Pregunta: Hola Fray Nelson. Dios me lo bendiga mucho. Una consulta: La línea Genealógica muy pocas personas pueden descubrirla de sus antepasados, viendo que en algún momento en esas diez generaciones, uno de ellos posiblemente nació fuera del matrimonio u otro motivo. Esta anatema (ofrenda, maldición), no perjudicaría en nada pedir a Dios que limpie el linaje familiar. Suficiente y basta con una oración para limpiar todo. Entonces: ¿Es bíblico, padre Nelson, confesar los pecados de nuestros ancestros? como dice en Sal. 106,6-7, Neh. 9,2-3, Dn. 9,5-6… Con mucho respeto y aprecio.
Responde Fray Nelson Medina, OP
La Iglesia nos enseña que en el pecado hay dos dimensiones, que se suelen llamar la «culpa» y la «pena.» En términos sencillos, la culpa es el daño o desfiguración que uno causa al propio ser, la propia alma, porque al escoger el mal es como si abrazáramos algo apestoso y venenoso: no es posible elegir el pecado sin quedar impregnados de su hedor y de su fealdad. Esa es la culpa; algo que uno lleva como «adentro.»
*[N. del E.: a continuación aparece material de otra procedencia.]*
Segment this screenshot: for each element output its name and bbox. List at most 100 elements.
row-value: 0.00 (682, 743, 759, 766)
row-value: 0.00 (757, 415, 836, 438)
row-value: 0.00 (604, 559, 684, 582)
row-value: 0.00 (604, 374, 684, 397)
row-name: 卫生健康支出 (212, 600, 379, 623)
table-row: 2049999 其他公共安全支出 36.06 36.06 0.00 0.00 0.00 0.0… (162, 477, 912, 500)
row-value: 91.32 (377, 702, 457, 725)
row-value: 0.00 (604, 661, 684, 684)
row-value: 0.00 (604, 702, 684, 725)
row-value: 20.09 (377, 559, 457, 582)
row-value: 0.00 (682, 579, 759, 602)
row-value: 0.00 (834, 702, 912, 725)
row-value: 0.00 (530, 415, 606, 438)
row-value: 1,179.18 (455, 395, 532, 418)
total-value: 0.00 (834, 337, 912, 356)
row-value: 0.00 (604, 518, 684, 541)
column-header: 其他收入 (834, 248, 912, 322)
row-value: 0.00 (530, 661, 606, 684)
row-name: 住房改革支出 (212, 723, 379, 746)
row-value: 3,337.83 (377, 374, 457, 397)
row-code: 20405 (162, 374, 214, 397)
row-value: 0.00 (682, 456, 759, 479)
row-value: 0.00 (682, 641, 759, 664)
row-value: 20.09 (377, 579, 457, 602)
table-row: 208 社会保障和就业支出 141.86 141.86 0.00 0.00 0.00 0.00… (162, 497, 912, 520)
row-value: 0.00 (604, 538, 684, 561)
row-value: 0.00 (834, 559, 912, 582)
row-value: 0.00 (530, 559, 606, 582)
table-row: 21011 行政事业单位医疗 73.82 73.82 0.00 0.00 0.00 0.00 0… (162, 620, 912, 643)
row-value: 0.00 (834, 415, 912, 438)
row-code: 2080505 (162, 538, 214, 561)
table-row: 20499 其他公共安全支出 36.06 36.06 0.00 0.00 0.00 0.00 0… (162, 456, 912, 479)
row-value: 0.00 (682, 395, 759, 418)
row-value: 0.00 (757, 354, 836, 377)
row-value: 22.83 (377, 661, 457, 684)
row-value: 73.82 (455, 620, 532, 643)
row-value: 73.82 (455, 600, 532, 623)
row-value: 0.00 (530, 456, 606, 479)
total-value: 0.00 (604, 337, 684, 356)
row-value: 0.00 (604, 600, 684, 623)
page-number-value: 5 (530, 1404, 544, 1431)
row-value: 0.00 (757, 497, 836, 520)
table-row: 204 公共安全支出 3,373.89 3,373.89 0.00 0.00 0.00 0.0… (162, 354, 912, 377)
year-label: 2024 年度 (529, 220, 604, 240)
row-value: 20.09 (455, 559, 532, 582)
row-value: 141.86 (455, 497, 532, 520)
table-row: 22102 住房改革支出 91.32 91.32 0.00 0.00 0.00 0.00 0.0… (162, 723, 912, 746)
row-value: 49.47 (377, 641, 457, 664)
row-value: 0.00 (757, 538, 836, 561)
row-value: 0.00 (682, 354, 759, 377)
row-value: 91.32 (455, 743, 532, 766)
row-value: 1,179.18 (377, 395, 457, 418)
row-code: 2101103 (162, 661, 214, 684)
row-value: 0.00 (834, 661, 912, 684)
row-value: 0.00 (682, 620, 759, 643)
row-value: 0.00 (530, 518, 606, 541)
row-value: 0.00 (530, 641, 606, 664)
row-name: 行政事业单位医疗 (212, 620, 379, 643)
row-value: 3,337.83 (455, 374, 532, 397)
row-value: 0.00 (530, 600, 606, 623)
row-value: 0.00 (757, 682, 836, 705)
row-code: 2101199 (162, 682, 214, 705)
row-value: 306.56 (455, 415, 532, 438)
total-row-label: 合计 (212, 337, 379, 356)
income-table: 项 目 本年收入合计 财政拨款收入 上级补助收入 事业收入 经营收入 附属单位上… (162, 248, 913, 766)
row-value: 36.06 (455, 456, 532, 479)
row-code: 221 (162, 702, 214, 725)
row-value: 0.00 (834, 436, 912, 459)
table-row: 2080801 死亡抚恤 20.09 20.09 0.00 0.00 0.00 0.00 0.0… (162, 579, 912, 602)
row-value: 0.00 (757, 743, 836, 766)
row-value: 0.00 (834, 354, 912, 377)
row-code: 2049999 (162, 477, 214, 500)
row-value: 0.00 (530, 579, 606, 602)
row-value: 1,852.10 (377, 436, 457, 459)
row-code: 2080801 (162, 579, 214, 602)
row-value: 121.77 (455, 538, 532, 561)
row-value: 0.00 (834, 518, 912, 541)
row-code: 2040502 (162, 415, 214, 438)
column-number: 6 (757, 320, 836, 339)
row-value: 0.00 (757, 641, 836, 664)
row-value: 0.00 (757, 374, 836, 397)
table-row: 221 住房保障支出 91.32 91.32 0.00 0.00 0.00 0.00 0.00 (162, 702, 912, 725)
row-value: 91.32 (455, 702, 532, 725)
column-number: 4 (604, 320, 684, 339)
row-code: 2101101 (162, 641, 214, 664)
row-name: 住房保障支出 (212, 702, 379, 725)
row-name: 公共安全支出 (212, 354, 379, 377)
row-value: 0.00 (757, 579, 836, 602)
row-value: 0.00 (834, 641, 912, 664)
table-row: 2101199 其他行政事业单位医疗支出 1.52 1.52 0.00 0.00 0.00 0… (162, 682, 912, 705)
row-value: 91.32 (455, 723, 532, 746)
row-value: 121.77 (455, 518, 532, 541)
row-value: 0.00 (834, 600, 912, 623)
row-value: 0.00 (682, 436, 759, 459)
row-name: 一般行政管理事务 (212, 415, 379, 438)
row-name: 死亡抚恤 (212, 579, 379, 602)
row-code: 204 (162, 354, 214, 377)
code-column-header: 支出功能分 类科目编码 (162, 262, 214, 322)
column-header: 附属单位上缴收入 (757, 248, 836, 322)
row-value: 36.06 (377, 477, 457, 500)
La pena en cambio, se refiere al aspecto externo, o sea, a las consecuencias, más o menos visibles, que a corto o largo plazo trae el haber obrado mal.
Un ejemplo sencillo de entender es del alcohólico. Su vicio deja unas consecuencias, por ejemplo, un hígado destrozado. Pero las «penas» que trae el pecado no se limitan a cosas físicas. El ser humano es corporal y espiritual a la vez, y la naturaleza del pecado afecta ante todo el alma. Por consiguiente, esos efectos, aunque sean más difíciles de señalar con el dedo, indudablemente repercuten en otras personas, empezando por la propia familia.
Lo que se hereda, entonces, no es la culpa sino la pena, y esto vale ante todo para el pecado original. Nosotros no nacemos con un veredicto de «culpable» pero sí nacemos afectados por consecuencias que vienen de la naturaleza herida por el pecado, la naturaleza que hemos heredado de los antecesores.
Se ve aquí la lógica que tienen las oraciones de sanación intergeneracional: no se trata de reconocerlo poderes prodigiosos al demonio sino de admitir que el pecado trae consecuencias, y esas consecuencias pueden ser de largo alcance.
Cuando la Biblia nos invita a orar por los pecados de nuestros antecesores, entonces, nos está invitando a tomar conciencia de ese efecto destructivo que se extiende desde un pasado que nos ha antecedido. Es una práctica sana, por supuesto, aunque hay que entenderla en su contexto, o sea, no como una acusación de culpa individual sino como una súplica para que Dios nos libre de miserias que otros cometieron pero que nos afectan a nosotros.
A la vez, debe quedar claro que el pecado del que hay que pedir ser liberados, ante todo, es el pecado personal, por dos razones:
1.- Primera: porque es la culpa propia la que finalmente determina el destino eterno de cada cual, y en ese sentido la Biblia nos habla de la responsabilidad personal, por ejemplo, en el profeta Ezequiel, capítulo 18.
2.- Segunda: los dolores o miserias que vengan del pasado no necesariamente son desgracia, porque si son asumidos como parte de una historia que enseña humildad, sabiduría y reconociliación lo que iba a ser destrucción se convierte en mérito. Pensemos en el caso de una persona que viene de una familia repleta de conflictos y que sin embargo se vuelve un instrumento de paz.